Design Walkthrough
Problem Statement
The Question: Design a system that shows live driver location to riders and calculates accurate ETA, similar to Uber or Lyft.
This problem has two interconnected parts:
- 1.Live Location Sharing: Driver app sends GPS coordinates, rider app displays driver position in real-time on a map
- 2.ETA Calculation: Estimate arrival time based on current location, destination, route, and real-time traffic conditions
Both must work at massive scale (millions of concurrent rides) with low latency.
What to say first
This is a real-time geospatial streaming problem. Before I design, let me clarify the scale, latency requirements, and what happens during network issues. I will address location ingestion, storage, fanout to riders, and ETA computation separately.
Hidden requirements interviewers are testing: - Can you handle high-throughput location ingestion? - Do you understand geospatial indexing (quadtrees, geohash)? - Can you design efficient pub/sub for location updates? - Do you know how ETA calculation actually works (graph algorithms, traffic data)? - How do you handle offline/reconnection scenarios?
Clarifying Questions
Ask these questions to scope the problem correctly. Each answer shapes your architecture.
Question 1: Scale
How many concurrent active rides? How frequently do drivers send location updates?
Why this matters: Determines ingestion throughput and storage requirements. Typical answer: 1M concurrent rides, drivers send location every 3-4 seconds Architecture impact: 1M rides x 1 update/4s = 250K location writes/second
Question 2: Latency
What is the acceptable delay between driver movement and rider seeing it on screen?
Why this matters: Sub-second requires WebSockets/SSE, multi-second allows polling.

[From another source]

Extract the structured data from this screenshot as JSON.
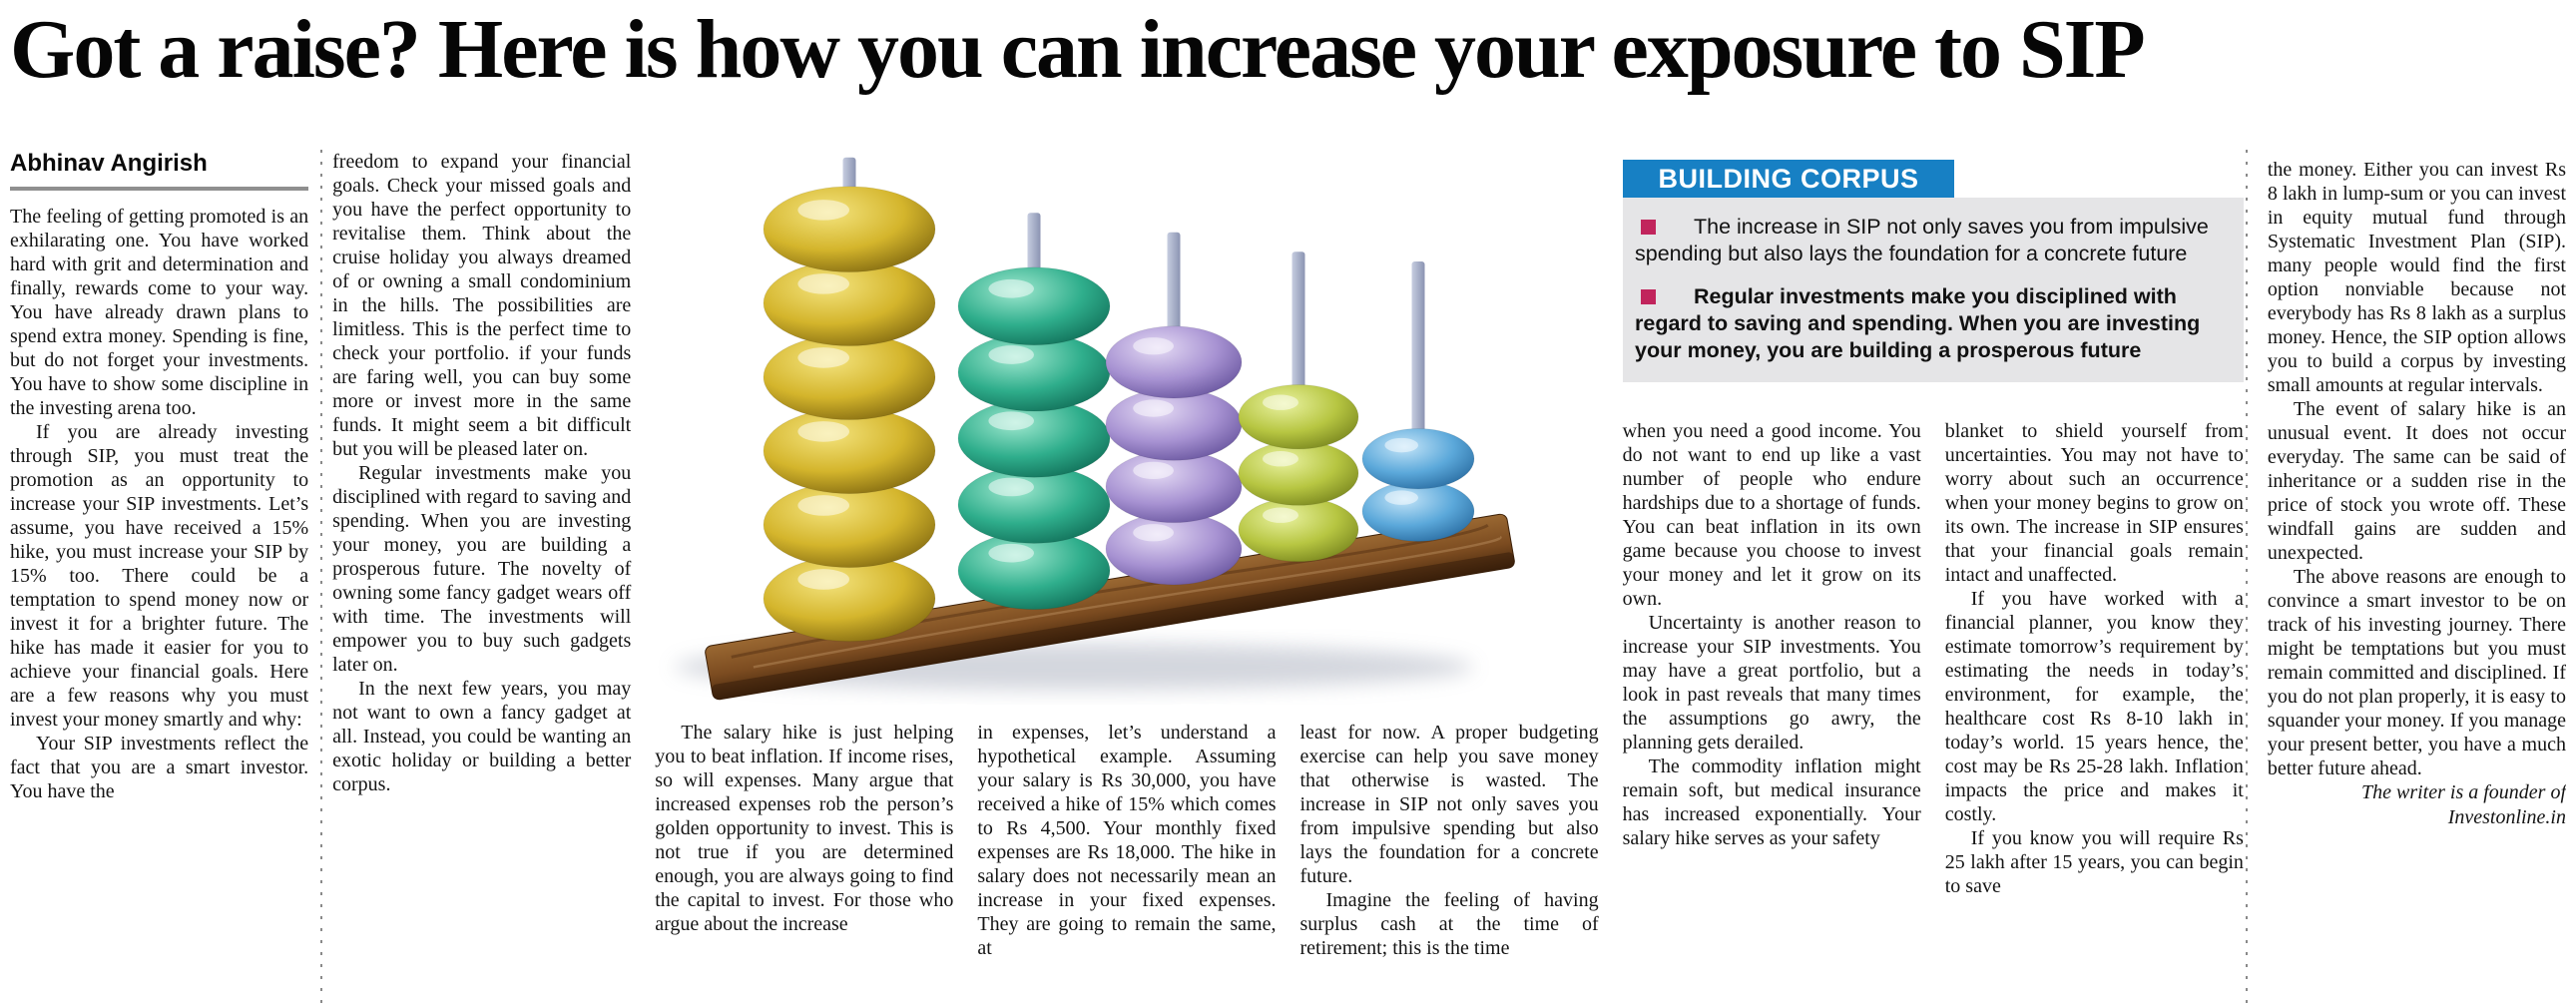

Typical answer: Less than 2 seconds end-to-end Architecture impact: Need persistent connections, not HTTP polling
Question 3: ETA Accuracy
How accurate must ETA be? Should it account for real-time traffic?
Why this matters: Static routing is simple; live traffic adds complexity. Typical answer: Yes, incorporate live traffic. ETA should be within 2-3 minutes of actual. Architecture impact: Need traffic data pipeline, route recalculation on traffic changes
Question 4: Offline Handling
What happens if driver or rider goes offline temporarily?
Why this matters: Mobile networks are unreliable; need graceful degradation. Typical answer: Show last known location with timestamp, reconnect automatically Architecture impact: Need location history, client-side caching, reconnection logic
Stating assumptions
I will assume: 1M concurrent rides, location updates every 4 seconds, sub-2-second delivery to rider, real-time traffic for ETA, graceful offline handling with last-known location.
The Hard Part
Say this out loud
The hard part here is the fan-out problem: when a driver location changes, we need to efficiently notify all relevant subscribers (rider, support, internal systems) without broadcasting to everyone.
Why this is genuinely hard:
- 1.Write Amplification: One driver update could trigger notifications to multiple systems (rider app, dispatch, ETA service, analytics). Naive fan-out creates N writes per location update.
- 2.Geospatial Routing: You cannot just broadcast to all riders. Need to route updates only to riders whose driver is the one that moved. This requires maintaining subscription mappings.
- 3.Connection Management: 1M riders with persistent WebSocket connections. Each connection consumes memory and file descriptors. Need connection pooling and horizontal scaling.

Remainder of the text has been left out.